I don't think my experience was atypical. Parents have values, often religious or political, which they pass on to their children. Genes and peers matter, but so do parents. And, as Pinker says, "Childrearing is above all an ethical responsibility. It is not OK for parents to beat, humiliate, deprive, or neglect their children, because those are awful things for a big strong person to do to a small helpless one" (398). But Pinker doesn't go far enough. Although he cites data on adopted children and separated identical twins to illustrate the importance of genes, he should consider the fact that cruelty is not merely bad but destructive as well. He writes as if he had not heard of traumatic experiences.
I would like to venture a theory for which I have no concrete evidence. The richest and most productive cultures are those where there is little corporal punishment. In a community where parents regularly beat their children severely, poverty is the rule, to say nothing of violence.
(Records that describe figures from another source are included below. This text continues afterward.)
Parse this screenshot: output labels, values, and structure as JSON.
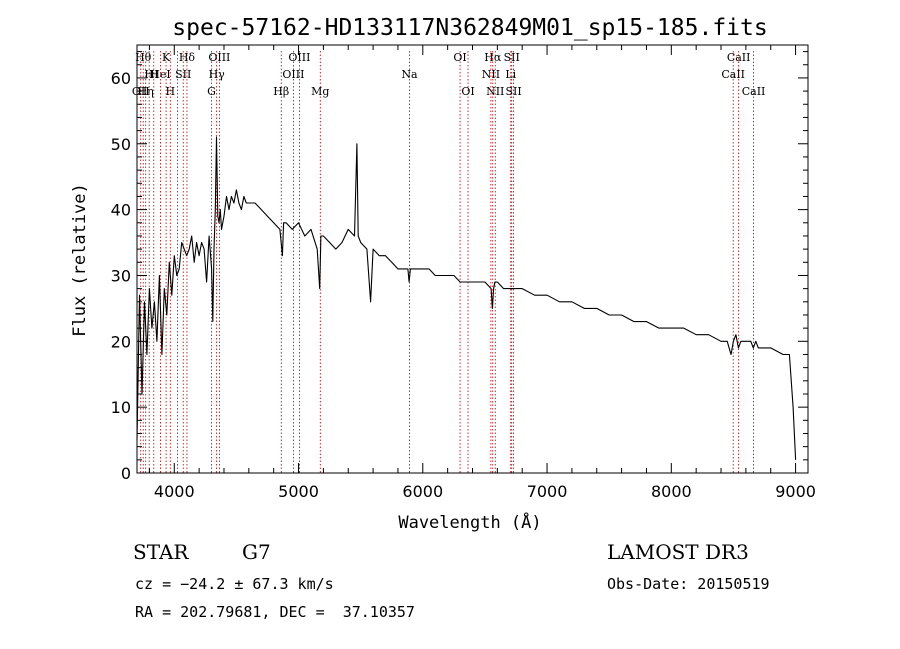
{
  "chart_data": {
    "type": "line",
    "title": "spec-57162-HD133117N362849M01_sp15-185.fits",
    "xlabel": "Wavelength (Å)",
    "ylabel": "Flux (relative)",
    "xlim": [
      3700,
      9100
    ],
    "ylim": [
      0,
      65
    ],
    "xticks": [
      4000,
      5000,
      6000,
      7000,
      8000,
      9000
    ],
    "yticks": [
      0,
      10,
      20,
      30,
      40,
      50,
      60
    ],
    "grid": false,
    "line_color": "#000000",
    "marker_color": "#aa0000",
    "series": [
      {
        "x": [
          3700,
          3720,
          3740,
          3760,
          3780,
          3800,
          3820,
          3840,
          3860,
          3880,
          3900,
          3920,
          3940,
          3960,
          3980,
          4000,
          4020,
          4040,
          4060,
          4080,
          4100,
          4120,
          4140,
          4160,
          4180,
          4200,
          4220,
          4240,
          4260,
          4280,
          4300,
          4310,
          4320,
          4330,
          4340,
          4350,
          4360,
          4370,
          4380,
          4400,
          4420,
          4440,
          4460,
          4480,
          4500,
          4520,
          4540,
          4560,
          4580,
          4600,
          4650,
          4700,
          4750,
          4800,
          4850,
          4870,
          4880,
          4900,
          4950,
          5000,
          5050,
          5100,
          5150,
          5170,
          5180,
          5200,
          5250,
          5300,
          5350,
          5400,
          5450,
          5470,
          5480,
          5500,
          5550,
          5580,
          5600,
          5650,
          5700,
          5750,
          5800,
          5850,
          5880,
          5890,
          5900,
          5950,
          6000,
          6050,
          6100,
          6150,
          6200,
          6250,
          6300,
          6350,
          6400,
          6450,
          6500,
          6550,
          6560,
          6570,
          6580,
          6600,
          6650,
          6700,
          6750,
          6800,
          6900,
          7000,
          7100,
          7200,
          7300,
          7400,
          7500,
          7600,
          7700,
          7800,
          7900,
          8000,
          8100,
          8200,
          8300,
          8400,
          8450,
          8480,
          8500,
          8520,
          8540,
          8560,
          8600,
          8640,
          8660,
          8680,
          8700,
          8800,
          8900,
          8950,
          8980,
          9000
        ],
        "y": [
          5,
          27,
          12,
          26,
          18,
          28,
          22,
          26,
          20,
          30,
          18,
          28,
          24,
          32,
          27,
          33,
          30,
          31,
          35,
          34,
          33,
          34,
          36,
          32,
          35,
          33,
          35,
          34,
          29,
          36,
          31,
          23,
          34,
          40,
          51,
          39,
          38,
          40,
          37,
          39,
          42,
          40,
          42,
          41,
          43,
          41,
          40,
          42,
          41,
          41,
          41,
          40,
          39,
          38,
          37,
          33,
          38,
          38,
          37,
          38,
          36,
          37,
          34,
          28,
          36,
          36,
          35,
          34,
          35,
          37,
          36,
          50,
          36,
          35,
          34,
          26,
          34,
          33,
          33,
          32,
          31,
          31,
          31,
          29,
          31,
          31,
          31,
          31,
          30,
          30,
          30,
          30,
          29,
          29,
          29,
          29,
          29,
          28,
          25,
          28,
          29,
          29,
          28,
          28,
          28,
          28,
          27,
          27,
          26,
          26,
          25,
          25,
          24,
          24,
          23,
          23,
          22,
          22,
          22,
          21,
          21,
          20,
          20,
          18,
          20,
          21,
          19,
          20,
          20,
          20,
          19,
          20,
          19,
          19,
          18,
          18,
          10,
          2
        ]
      }
    ],
    "lines": [
      {
        "wl": 3750,
        "label": "Hθ",
        "row": 0
      },
      {
        "wl": 3730,
        "label": "OII",
        "row": 2
      },
      {
        "wl": 3770,
        "label": "Hη",
        "row": 2
      },
      {
        "wl": 3798,
        "label": "H",
        "row": 1
      },
      {
        "wl": 3835,
        "label": "H",
        "row": 1
      },
      {
        "wl": 3889,
        "label": "HeI",
        "row": 1
      },
      {
        "wl": 3934,
        "label": "K",
        "row": 0
      },
      {
        "wl": 3968,
        "label": "H",
        "row": 2
      },
      {
        "wl": 4026,
        "label": "",
        "row": 0
      },
      {
        "wl": 4072,
        "label": "SII",
        "row": 1
      },
      {
        "wl": 4102,
        "label": "Hδ",
        "row": 0
      },
      {
        "wl": 4300,
        "label": "G",
        "row": 2
      },
      {
        "wl": 4341,
        "label": "Hγ",
        "row": 1
      },
      {
        "wl": 4363,
        "label": "OIII",
        "row": 0
      },
      {
        "wl": 4861,
        "label": "Hβ",
        "row": 2
      },
      {
        "wl": 4959,
        "label": "OIII",
        "row": 1
      },
      {
        "wl": 5007,
        "label": "OIII",
        "row": 0
      },
      {
        "wl": 5175,
        "label": "Mg",
        "row": 2
      },
      {
        "wl": 5893,
        "label": "Na",
        "row": 1
      },
      {
        "wl": 6300,
        "label": "OI",
        "row": 0
      },
      {
        "wl": 6364,
        "label": "OI",
        "row": 2
      },
      {
        "wl": 6548,
        "label": "NII",
        "row": 1
      },
      {
        "wl": 6563,
        "label": "Hα",
        "row": 0
      },
      {
        "wl": 6583,
        "label": "NII",
        "row": 2
      },
      {
        "wl": 6708,
        "label": "Li",
        "row": 1
      },
      {
        "wl": 6716,
        "label": "SII",
        "row": 0
      },
      {
        "wl": 6731,
        "label": "SII",
        "row": 2
      },
      {
        "wl": 8498,
        "label": "CaII",
        "row": 1
      },
      {
        "wl": 8542,
        "label": "CaII",
        "row": 0
      },
      {
        "wl": 8662,
        "label": "CaII",
        "row": 2
      }
    ]
  },
  "info": {
    "class_label": "STAR",
    "subclass": "G7",
    "survey": "LAMOST DR3",
    "cz": "cz = −24.2 ± 67.3 km/s",
    "obs_date": "Obs-Date: 20150519",
    "coords": "RA = 202.79681, DEC =  37.10357"
  }
}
No political philosophy has ever been more closely linked to the idea of the Blank Slate than Marxism. In a well-known statement in The German Ideology, Marx said, "In communist society, however, where nobody has an exclusive area of activity and each can train himself in any branch he wishes, society regulates the general production, making it possible for me to do one thing today and another tomorrow, to hunt in the morning, fish in the afternoon, breed cattle in the evening, criticize after dinner, just as I like, without ever becoming a hunter, a fisherman, a herdsman, or a critic." This would be a lovely sentiment of it were true, but it couldn't possibly be true. All professions require special skills and knowledge, but more to the point, people are not all the same.
It was Karl Marx whose thinking led to regimes like those of Stalin, Mao, and Pol Pot. It was Karl Marx who gave socialism a bad name. It is Marx's emphasis on economic systems that leads people today to say that prosperous countries are capitalist - a statement I have heard from Republicans in America and Communist Party members in China. The secret of the relative success of America and Western Europe is democracy, not capitalism. The world needs a new humanitarian theory, one that rejects the Blank Slate and celebrates human variety, including variety in political thinking, a theory that all professions and cultures.
Although I hate Marx's analysis, I still preserve my parents' values, their concern for human welfare and their pride in being Jewish. I don't think my experience was atypical. Parents have values, often religious or political, which they pass on to their children. I changed my mind about Communism because I saw what it was, because I was in China at the time of the Tiananmen Massacre, and because my reading of Marx after living in China showed me that Chairman Mao understood Marx perfectly.
To build a just society, to the extent that it can be built, we must be honest. Human needs should be satisfied whether or not people have equal talents. The Blank Slate is an attractive vision, as Pinker says. But, as he also says, "it is not true" 421). Believing in a lie is always dangerous. Believing that human nature can be created anew has led to the Gulag and the Inquisition. There have been many brutish regimes in history, but ideology combined with brutishness leads to an extreme level of horror. Pinker has done us all a service by reminding us of these facts.
A different version of this review appeared in Jewish Currents, July-August, 2003.